Yes unfortunately the boat fund is always the first one to get tapped into...

The mini rip is pretty sweet though. I've never been out in a Gheenoe but I imagine they ride similarly. The first time I took it out it was just me in it so it started to bounce a little up front even with the motor trimmed completely down. I added two 5 gallon water sacks up under the front platform which added somewhere between 80-100 lbs and has helped it ride better ever since. I haven't been out in her nearly enough since I bought it but once day light savings hits and we have some afternoon flood tides, I'll be able to get out in her more often during the work week.

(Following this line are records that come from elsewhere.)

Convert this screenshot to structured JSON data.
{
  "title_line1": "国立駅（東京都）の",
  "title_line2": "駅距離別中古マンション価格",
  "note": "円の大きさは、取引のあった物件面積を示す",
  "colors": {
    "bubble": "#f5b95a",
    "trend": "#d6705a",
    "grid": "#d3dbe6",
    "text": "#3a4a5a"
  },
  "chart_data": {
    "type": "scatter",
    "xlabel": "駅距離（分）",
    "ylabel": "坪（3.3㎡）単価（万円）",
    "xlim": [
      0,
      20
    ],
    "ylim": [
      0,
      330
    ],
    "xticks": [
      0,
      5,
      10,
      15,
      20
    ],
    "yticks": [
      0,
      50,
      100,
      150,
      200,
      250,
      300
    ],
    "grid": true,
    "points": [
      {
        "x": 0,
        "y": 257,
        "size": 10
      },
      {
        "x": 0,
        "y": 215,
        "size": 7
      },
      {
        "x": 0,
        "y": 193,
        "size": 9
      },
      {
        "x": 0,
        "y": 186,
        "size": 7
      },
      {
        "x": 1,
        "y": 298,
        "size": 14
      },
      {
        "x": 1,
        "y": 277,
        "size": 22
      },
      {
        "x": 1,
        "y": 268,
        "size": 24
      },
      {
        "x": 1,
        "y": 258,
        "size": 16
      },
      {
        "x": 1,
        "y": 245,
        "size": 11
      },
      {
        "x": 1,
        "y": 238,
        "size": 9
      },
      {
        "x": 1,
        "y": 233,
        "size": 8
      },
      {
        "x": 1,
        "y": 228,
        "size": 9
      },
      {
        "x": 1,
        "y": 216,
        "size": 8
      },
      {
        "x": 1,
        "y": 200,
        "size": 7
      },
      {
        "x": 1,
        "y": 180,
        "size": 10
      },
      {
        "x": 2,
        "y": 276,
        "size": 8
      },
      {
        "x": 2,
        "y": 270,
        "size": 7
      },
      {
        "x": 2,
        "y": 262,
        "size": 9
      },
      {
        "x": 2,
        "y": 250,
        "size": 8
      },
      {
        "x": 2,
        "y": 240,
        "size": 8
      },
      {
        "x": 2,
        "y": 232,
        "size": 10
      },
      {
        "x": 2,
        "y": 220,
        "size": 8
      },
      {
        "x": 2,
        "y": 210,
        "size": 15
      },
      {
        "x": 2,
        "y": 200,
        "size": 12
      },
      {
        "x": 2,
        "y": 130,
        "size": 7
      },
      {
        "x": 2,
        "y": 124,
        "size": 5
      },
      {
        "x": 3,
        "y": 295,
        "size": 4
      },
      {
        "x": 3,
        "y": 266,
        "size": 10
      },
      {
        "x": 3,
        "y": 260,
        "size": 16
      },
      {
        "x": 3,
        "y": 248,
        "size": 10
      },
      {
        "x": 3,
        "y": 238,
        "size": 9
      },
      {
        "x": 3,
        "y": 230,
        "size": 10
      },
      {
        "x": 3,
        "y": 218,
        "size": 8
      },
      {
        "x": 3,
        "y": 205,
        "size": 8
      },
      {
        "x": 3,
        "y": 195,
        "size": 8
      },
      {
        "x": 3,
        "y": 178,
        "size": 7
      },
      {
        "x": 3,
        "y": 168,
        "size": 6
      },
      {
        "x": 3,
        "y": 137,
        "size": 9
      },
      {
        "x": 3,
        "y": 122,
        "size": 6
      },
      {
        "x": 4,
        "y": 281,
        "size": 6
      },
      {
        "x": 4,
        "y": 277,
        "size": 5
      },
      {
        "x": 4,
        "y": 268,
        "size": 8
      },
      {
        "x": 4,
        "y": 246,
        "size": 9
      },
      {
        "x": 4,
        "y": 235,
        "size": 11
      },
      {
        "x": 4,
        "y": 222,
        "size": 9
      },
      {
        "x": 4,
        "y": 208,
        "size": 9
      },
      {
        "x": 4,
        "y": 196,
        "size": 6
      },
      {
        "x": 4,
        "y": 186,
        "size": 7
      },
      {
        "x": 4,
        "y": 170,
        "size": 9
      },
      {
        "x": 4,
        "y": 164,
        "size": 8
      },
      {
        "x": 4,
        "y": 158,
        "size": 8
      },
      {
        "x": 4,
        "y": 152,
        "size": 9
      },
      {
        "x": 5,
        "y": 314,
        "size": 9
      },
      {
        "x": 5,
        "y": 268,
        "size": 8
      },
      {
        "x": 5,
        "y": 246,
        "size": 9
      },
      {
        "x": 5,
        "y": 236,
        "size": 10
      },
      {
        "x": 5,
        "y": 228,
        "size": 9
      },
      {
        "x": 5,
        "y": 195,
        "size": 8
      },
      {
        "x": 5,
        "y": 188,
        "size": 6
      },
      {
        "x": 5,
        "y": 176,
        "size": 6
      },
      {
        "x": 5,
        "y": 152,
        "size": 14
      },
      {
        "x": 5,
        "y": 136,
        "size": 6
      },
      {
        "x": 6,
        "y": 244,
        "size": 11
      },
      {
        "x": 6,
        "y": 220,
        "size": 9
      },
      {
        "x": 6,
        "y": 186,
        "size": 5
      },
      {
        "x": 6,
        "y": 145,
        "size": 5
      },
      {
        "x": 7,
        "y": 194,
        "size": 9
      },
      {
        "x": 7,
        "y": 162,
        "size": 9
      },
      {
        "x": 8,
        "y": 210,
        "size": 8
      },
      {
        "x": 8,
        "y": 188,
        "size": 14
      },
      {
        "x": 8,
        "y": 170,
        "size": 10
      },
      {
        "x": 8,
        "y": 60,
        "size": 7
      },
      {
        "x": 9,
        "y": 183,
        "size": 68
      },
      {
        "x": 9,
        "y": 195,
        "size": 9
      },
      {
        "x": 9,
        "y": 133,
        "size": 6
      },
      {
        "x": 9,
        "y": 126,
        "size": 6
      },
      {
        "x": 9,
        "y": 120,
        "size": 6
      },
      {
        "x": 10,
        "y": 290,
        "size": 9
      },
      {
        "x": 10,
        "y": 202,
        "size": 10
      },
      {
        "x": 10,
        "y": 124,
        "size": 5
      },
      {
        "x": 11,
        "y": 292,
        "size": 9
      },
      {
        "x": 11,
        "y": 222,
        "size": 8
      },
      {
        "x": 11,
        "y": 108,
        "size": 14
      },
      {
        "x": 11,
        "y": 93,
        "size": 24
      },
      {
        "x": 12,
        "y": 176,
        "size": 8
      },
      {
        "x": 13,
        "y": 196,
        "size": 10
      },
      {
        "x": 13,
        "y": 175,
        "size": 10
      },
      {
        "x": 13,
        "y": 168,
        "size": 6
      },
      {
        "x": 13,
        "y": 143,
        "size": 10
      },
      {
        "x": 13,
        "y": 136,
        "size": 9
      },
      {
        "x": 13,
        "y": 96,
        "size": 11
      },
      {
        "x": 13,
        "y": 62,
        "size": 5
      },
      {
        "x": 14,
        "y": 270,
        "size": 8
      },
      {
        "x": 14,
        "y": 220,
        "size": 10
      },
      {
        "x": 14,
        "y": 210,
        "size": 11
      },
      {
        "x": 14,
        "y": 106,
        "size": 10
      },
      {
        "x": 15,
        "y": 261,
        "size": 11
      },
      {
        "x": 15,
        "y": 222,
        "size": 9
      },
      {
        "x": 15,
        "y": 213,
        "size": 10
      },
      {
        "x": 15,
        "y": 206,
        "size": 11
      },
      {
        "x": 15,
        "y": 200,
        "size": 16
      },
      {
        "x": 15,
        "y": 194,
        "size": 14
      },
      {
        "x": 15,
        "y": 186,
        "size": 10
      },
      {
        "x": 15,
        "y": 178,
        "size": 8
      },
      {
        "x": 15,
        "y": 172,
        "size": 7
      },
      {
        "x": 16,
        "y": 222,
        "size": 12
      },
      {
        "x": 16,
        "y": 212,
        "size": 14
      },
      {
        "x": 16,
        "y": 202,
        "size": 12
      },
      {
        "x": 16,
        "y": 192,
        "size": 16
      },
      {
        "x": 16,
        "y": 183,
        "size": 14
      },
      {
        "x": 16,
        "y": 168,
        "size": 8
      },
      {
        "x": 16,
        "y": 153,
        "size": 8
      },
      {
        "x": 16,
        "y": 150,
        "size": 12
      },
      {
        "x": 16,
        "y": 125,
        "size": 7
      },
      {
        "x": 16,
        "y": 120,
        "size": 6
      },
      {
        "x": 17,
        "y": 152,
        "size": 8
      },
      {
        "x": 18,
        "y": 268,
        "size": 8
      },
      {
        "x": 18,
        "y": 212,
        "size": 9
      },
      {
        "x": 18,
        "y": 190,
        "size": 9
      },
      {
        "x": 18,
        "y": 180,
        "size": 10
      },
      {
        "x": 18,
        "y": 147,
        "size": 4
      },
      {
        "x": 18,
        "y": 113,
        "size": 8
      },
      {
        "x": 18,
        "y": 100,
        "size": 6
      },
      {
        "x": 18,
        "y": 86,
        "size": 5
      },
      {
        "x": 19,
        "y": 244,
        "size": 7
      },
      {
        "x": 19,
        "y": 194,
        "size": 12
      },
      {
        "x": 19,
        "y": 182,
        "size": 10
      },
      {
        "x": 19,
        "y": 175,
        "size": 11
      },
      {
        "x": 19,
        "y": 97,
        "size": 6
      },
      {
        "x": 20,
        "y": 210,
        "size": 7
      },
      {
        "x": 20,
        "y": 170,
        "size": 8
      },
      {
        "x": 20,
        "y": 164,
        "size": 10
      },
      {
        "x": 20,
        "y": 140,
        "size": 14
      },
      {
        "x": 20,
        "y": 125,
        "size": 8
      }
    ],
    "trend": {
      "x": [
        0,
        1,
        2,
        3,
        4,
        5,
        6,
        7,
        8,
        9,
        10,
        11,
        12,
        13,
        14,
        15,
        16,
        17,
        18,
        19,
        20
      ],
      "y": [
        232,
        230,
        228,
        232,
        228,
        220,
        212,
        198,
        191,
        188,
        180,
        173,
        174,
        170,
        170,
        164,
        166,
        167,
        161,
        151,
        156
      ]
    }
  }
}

She does pole around some very skinny water though so that is definitely a plus!


----------



## Tankhead (Aug 28, 2015)

Hows the Rip Tide treating you so far? What type of push pole holders are you using on your Mini Rip?


----------



## mgshinall (Feb 18, 2015)

It's a pretty sweet little rig. Damn near impossible to get stuck. 

I'm using a Superstick telescopic push pole. If you google them they will show the storage clips that they come with. I just drilled a couple holes on the rub rail and mounted them there. Hard to beat for $200.


----------



## SC on the FLY (Sep 16, 2015)

Not related to the rod holders but a transom wedge might take some of the bounce out of it with neg trim


----------